If the goal is to keep a structurally valid pedigree around focal individuals,
use candidate tracing instead of ad hoc row filtering.

```{r explicit-tracing}
valid_sub_tp <- tidyped(tp_year, cand = "D", trace = "up")

class(valid_sub_tp)
valid_sub_tp[, .(Ind, Sire, Dam, Cand)]
```

Then compute on the valid sub-pedigree and, if needed, filter the final result
back to the focal individuals:

```{r explicit-analysis}
inbreed(valid_sub_tp)[Ind == "D", .(Ind, f)]
```

## 5. `splitped()` versus `pedsubpop()`

These two functions serve different purposes.

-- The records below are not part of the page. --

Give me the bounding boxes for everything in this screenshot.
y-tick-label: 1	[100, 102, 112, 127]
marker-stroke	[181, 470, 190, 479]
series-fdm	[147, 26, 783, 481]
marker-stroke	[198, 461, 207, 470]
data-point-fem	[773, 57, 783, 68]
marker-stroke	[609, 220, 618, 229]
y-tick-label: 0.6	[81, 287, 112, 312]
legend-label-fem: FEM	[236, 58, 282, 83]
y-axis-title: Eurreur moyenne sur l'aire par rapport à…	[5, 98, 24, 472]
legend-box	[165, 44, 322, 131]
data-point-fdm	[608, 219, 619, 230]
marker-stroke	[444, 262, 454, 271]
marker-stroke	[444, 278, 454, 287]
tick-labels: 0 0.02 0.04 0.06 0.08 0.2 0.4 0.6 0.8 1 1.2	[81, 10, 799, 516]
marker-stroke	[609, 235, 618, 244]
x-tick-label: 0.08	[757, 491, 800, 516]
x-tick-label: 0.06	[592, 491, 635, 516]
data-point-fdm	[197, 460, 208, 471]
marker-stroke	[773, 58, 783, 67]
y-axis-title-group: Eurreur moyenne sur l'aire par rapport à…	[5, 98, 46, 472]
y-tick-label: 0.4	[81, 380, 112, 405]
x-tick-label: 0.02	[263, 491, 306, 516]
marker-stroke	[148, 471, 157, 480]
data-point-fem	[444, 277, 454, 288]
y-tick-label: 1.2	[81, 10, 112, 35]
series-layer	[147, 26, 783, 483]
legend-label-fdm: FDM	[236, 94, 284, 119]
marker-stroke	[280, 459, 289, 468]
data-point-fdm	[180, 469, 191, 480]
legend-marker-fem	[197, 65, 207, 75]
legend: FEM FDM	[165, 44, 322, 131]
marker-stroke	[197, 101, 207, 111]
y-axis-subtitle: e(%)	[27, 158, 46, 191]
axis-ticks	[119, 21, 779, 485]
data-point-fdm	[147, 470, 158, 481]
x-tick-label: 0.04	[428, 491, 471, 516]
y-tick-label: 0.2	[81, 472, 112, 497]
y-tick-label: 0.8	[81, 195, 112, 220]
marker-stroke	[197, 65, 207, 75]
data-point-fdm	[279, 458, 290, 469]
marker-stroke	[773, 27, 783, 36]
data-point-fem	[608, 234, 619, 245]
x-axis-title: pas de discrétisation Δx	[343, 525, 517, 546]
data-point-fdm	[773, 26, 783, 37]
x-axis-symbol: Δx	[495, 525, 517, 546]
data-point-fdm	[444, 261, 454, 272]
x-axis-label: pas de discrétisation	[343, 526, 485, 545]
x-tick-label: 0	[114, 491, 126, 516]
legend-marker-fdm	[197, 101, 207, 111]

- `splitped()` returns the actual split pedigree objects.
- `pedsubpop()` returns a summary table.

```{r split-vs-summary}
sub_tps <- splitped(tp_master)
length(sub_tps)
class(sub_tps[[1]])

pedsubpop(tp_master)
```

Use `splitped()` when you need downstream analysis on each component. Use
`pedsubpop()` when you only need the component summary.

## 6. Use accessors instead of manual attribute checks

The updated accessors are the preferred way to inspect object state.

```{r accessors}
tp_f <- inbreed(tp_master)

is_tidyped(tp_f)
has_inbreeding(tp_f)
has_candidates(tp_f)
pedmeta(tp_f)
```

This is preferable to hand-written checks such as `"f" %in% names(tp)` or
manual attribute access scattered throughout user code.

## 7. Recommended high-efficiency workflow

A practical pattern for large pedigrees is:

```{r best-practice, eval = FALSE}
# 1. build one validated master object
# tp_master <- tidyped(raw_ped)

# 2. add analysis-specific columns in place
# tp_master[, phenotype := pheno_vector]
# tp_master[, cohort := year_vector]

# 3. extract valid candidate sub-pedigrees explicitly
# tp_sel <- tidyped(tp_master, cand = selected_ids, trace = "up", tracegen = 3)

# 4. run downstream analysis on either the full master or traced sub-pedigree
# pedstats(tp_master)
# pedmat(tp_sel)
# inbreed(tp_sel)
# visped(tp_sel)

# 5. split only when disconnected components really matter
# comps <- splitped(tp_master)
```

## 8. Practical rules of thumb

1. Call `tidyped()` on raw pedigree data once.
2. Reuse the resulting `tidyped` object as the master pedigree.
3. Use `tidyped(tp_master, cand = ...)` for valid local extraction.
4. Use ordinary row filtering only when a plain `data.table` result is acceptable.
5. Use `splitped()` for actual component objects and `pedsubpop()` for summaries.
6. Use `pedmeta()`, `is_tidyped()`, `has_inbreeding()`, and `has_candidates()` to inspect object state.

These rules keep workflows fast, explicit, and structurally safe.